Consider the experiment that consists of tossing four coins (or, equivalently, of tossing a single coin four times).
This experiment has sixteen equally likely outcomes:
Outcome | Number of Heads | Probability |
HHHH | 4 | 0.0625 |
HHHT | 3 | 0.0625 |
HHTH | 3 | 0.0625 |
HHTT | 2 | 0.0625 |
HTHH | 3 | 0.0625 |
HTHT | 2 | 0.0625 |
HTTH | 2 | 0.0625 |
HTTT | 1 | 0.0625 |
THHH | 3 | 0.0625 |
THHT | 2 | 0.0625 |
THTH | 2 | 0.0625 |
THTT | 1 | 0.0625 |
TTHH | 2 | 0.0625 |
TTHT | 1 | 0.0625 |
TTTH | 1 | 0.0625 |
TTTT | 0 | 0.0625 |
In the first assignment, we estimated the probability of an event using the empirical approach, which means we repeat the experiment and see what proportion of the time the event actually occurs.
In this exercise we will use the empirical approach to estimate a conditional probability of an event. A conditional probability is just the probability of an event occurring on the condition that we know some other event occurred.
Example: If the experiment consists of tossing a fair coin four times, there are 16 outcomes in the sample space, and four of them result in the event "three heads". We assume the sixteen outcomes are equally likely, so each has probability 1/16 and "three heads" has probability 4/16 or 1/4.
Now suppose we are given the additional information that the first toss came up tails. Knowing this alters the probability of three heads, because now we are restricted to only the last 8 outcomes in the table, only one of which produces three heads. Since there are now eight outcomes, only one of which produces three heads, we suspect (correctly) that the conditional probability of three heads when we know that the first toss is tails is 1/8.
The formula for conditional probability given on page 257 in the text allows us to determine the conditional probability of an event in a general way.

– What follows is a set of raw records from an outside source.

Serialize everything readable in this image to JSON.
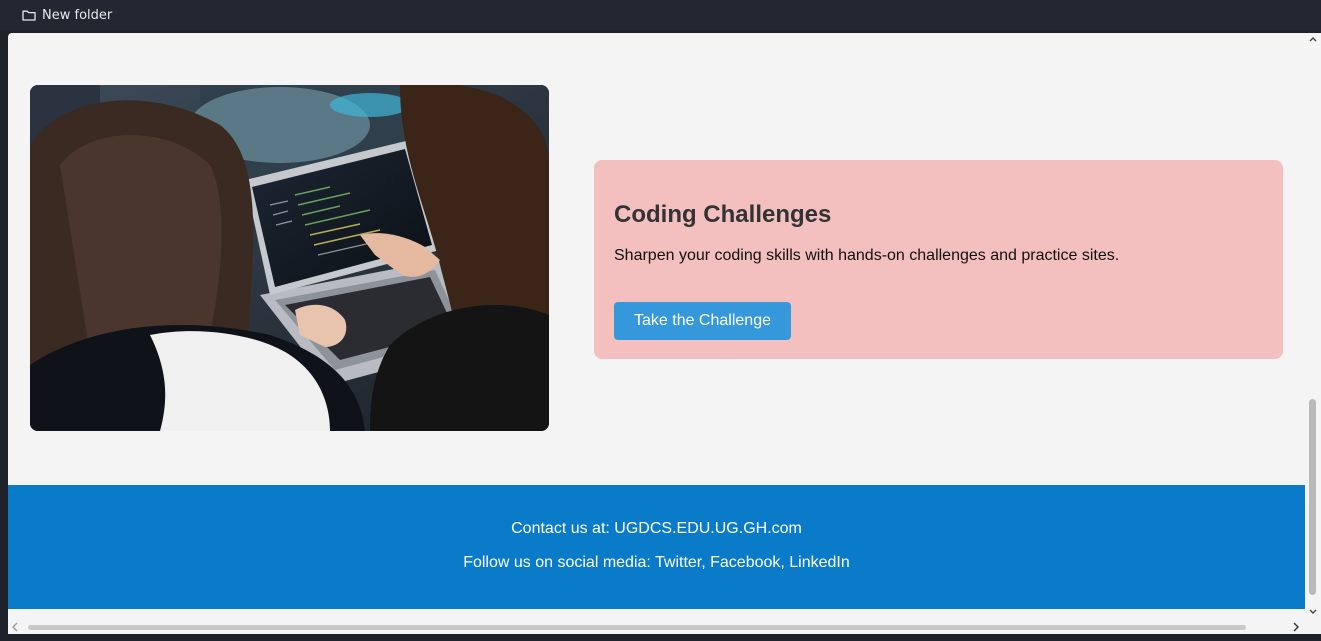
{
  "bookmarks_bar": {
    "items": [
      {
        "label": "New folder",
        "icon": "folder-icon"
      }
    ]
  },
  "content_section": {
    "image": {
      "description_icon": "image-photo",
      "alt": ""
    },
    "card": {
      "title": "Coding Challenges",
      "text": "Sharpen your coding skills with hands-on challenges and practice sites.",
      "button_label": "Take the Challenge",
      "background_color": "#f3bfbf",
      "button_color": "#3498db"
    }
  },
  "footer": {
    "contact_text": "Contact us at: UGDCS.EDU.UG.GH.com",
    "social_text": "Follow us on social media: Twitter, Facebook, LinkedIn",
    "background_color": "#0a7bc8"
  },
  "scrollbars": {
    "vertical": {
      "up_icon": "chevron-up-icon",
      "down_icon": "chevron-down-icon"
    },
    "horizontal": {
      "left_icon": "chevron-left-icon",
      "right_icon": "chevron-right-icon"
    }
  }
}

We will use the empirical method to estimate some conditional probabilities and compare our estimates to the result of the the formula.
We want to estimate the following conditional probabilities for the four coin experiment:
We only want to consider outcomes where column A contains a 1, and from this group we want to count the number of times four tosses produced exactly two heads. Column F contains the number of times both events, "heads on toss 1" and "exactly two heads" occurred. We can estimate the probability of both events occurring from the proportion of ones in column F.
However, we are not quite done. According to the conditional probability formula, we have to divide this result by the probability of the event we are conditioning on, "heads on toss 1". We can estimate this probability from the proportion of ones in column A.
So, our estimated conditional probability is:
(Proportion of ones in Column F) divided by (Proportion of ones in Column A)
The proportions can be computed by using the SUM function to add up each of the columns A and F, and dividing by the number of rows. Once we have the proportions (say, in a cell in the first row of that column), we can make a formula like =F1/A1 to compute the ratio of the two proportions. This ratio is our estimate of the conditional probability of exactly two heads given that the first toss came up heads.
This time we only want to consider outcomes where column E contains a 1, meaning exactly two heads came up. and from this group we want to count the number of times the first toss was heads (Column A contains 1). As before, we can estimate the probability of both events occurring from the proportion of ones in column F.
This time we are conditioning on the event "exactly two heads", so we have to divide the probability of both events (two heads and heads on toss 1) occurring by the probability of the event we are conditioning on, "exactly two heads". We can estimate this probability from the proportion of ones in column E.
So, our estimated conditional probability is:
(Proportion of ones in Column F) divided by (Proportion of ones in Column E)
To determine the probabilities of each of these events, use the classical method: count the number of rows in the table of outcomes that correspond to the event, and divide by the number of outcomes (16).